Iban al "Negro Negro" dos o tres veces por semana, mientras el diario estuvo en el viejo local de la calle Pando. Cuando "La Crónica" se mudó al edificio nuevo de la avenida Tacna se reunían en barcitos y cafetines de la Colmena. El Jaialai, piensa, el Hawai, el América. Los primeros días de mes, Norwin, Rojas, Milton aparecían en esas cuevas humosas y se iban a los bulines. A veces encontraban a Becerrita, rodeado de dos o tres redactores, brindando y conversando de tú y voz con los cabrones y los maricas y siempre pagaba la cuenta él. Levantarse a mediodía, almorzar en la pensión, una entrevista, una información, sentarse en el escritorio y redactar, bajar a la cantina, volver a la máquina, salir, regresar a la pensión al amanecer, desnudarse viendo crecer el día sobre el mar. También los almuerzos de los domingos se confundían, las comiditas en el "Rinconcito Cajamarquino" festejando los cumpleaños de Carlitos, Norwin o Hernández, también la reunión semanal con el papá, la mamá, el Chispas y la Teté.

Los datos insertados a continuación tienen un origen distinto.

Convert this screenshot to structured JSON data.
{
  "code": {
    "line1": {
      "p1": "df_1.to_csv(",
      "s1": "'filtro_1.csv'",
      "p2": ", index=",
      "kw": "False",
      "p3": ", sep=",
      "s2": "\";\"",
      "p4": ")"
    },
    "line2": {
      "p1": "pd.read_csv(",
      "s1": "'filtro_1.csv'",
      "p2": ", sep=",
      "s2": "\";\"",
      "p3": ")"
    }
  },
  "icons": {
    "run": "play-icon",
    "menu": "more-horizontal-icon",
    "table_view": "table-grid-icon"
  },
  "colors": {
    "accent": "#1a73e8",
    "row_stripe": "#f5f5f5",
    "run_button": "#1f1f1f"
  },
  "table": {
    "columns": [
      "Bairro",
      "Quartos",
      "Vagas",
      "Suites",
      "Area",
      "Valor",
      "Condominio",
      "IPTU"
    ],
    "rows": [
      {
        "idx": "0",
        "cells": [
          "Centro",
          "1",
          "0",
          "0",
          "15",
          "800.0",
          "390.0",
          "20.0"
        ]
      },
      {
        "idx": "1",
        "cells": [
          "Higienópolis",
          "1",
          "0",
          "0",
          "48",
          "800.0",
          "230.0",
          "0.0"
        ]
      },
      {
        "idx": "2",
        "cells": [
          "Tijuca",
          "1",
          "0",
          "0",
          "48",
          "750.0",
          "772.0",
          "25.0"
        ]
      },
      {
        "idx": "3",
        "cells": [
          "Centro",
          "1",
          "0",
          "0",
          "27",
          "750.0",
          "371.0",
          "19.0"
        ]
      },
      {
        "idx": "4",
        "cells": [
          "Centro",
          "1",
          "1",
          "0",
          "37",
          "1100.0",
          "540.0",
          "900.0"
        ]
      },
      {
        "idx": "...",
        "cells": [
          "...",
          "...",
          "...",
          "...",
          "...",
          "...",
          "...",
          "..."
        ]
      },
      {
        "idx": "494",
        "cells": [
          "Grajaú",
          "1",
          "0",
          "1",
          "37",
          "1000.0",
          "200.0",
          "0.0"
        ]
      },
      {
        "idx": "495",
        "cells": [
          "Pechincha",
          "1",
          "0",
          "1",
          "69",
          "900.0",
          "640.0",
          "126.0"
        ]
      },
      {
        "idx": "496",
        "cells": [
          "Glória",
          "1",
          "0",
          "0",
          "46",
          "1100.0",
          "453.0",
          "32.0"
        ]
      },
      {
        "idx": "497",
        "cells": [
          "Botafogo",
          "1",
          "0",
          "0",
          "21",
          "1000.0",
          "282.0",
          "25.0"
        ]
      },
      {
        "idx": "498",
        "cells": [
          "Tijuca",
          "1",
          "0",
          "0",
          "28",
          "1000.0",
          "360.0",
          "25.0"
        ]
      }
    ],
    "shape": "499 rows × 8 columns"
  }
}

– ¿OTRO café, Cayo? -dijo el comandante Paredes-. ¿Usted también, mi General?
– Ustedes me arrancaron el visto bueno pero no me han convencido, me sigue pareciendo estúpido hablar con él -el general Llerena arrojó los telegramas al escritorio-. Por qué no mandarle un telegrama ordenándole que venga a Lima. O, sino, lo que propuso ayer Paredes: sacarlo de Tumbes por tierra, subirlo a un avión en Talara y traerlo.
– Porque Chamorro es traidor pero no imbécil, General -dijo él-. Si usted le manda un telegrama cruzará la frontera. Si la policía se presenta en su casa la recibirá a balazos. Y no sabemos cuál será la reacción de sus oficiales.
– Yo respondo de los oficiales de Tumbes -dijo el general Llerena, alzando la voz-. El coronel Quijano nos ha estado informando desde el principio y puede asumir el mando. No se negocia con conspiradores, y menos cuando la conspiración está sofocada. Esto es un disparate, Bermúdez.
– Chamorro es muy querido por la oficialidad, mi General -dijo el comandante Paredes-. Yo sugerí que se detuviera a los cuatro cabecillas al mismo tiempo. Pero ya que tres han dado marcha atrás, pienso que la idea de Cayo es la mejor.
– Le debe todo al Presidente, me lo debe todo a mí -el general Llerena golpeó el brazo del sillón-. De cualquier otro podía esperarse una cosa así, pero de él no. Chamorro tiene que pagármelas.
– No se trata de usted, General -lo amonestó él, afectuosamente-. El Presidente quiere que esto se arregle sin líos. Déjeme proceder a mi manera, le aseguro que es lo mejor.
– Chiclayo al teléfono, mi General -dijo una cabeza con quepi, desde la puerta-. Sí, pueden usar los tres teléfonos, mi General.
– ¿El comandante Paredes? -gritó una voz ahogada entre zumbidos y vibraciones acústicas-. Le habla Camino, Comandante. No puedo localizar al señor Bermúdez, para informarle. Ya tenemos aquí al senador Landa. Sí, en su hacienda. Protestando, sí. Quiere telefonear a Palacio. Hemos seguido las instrucciones al pie de la letra, Comandante.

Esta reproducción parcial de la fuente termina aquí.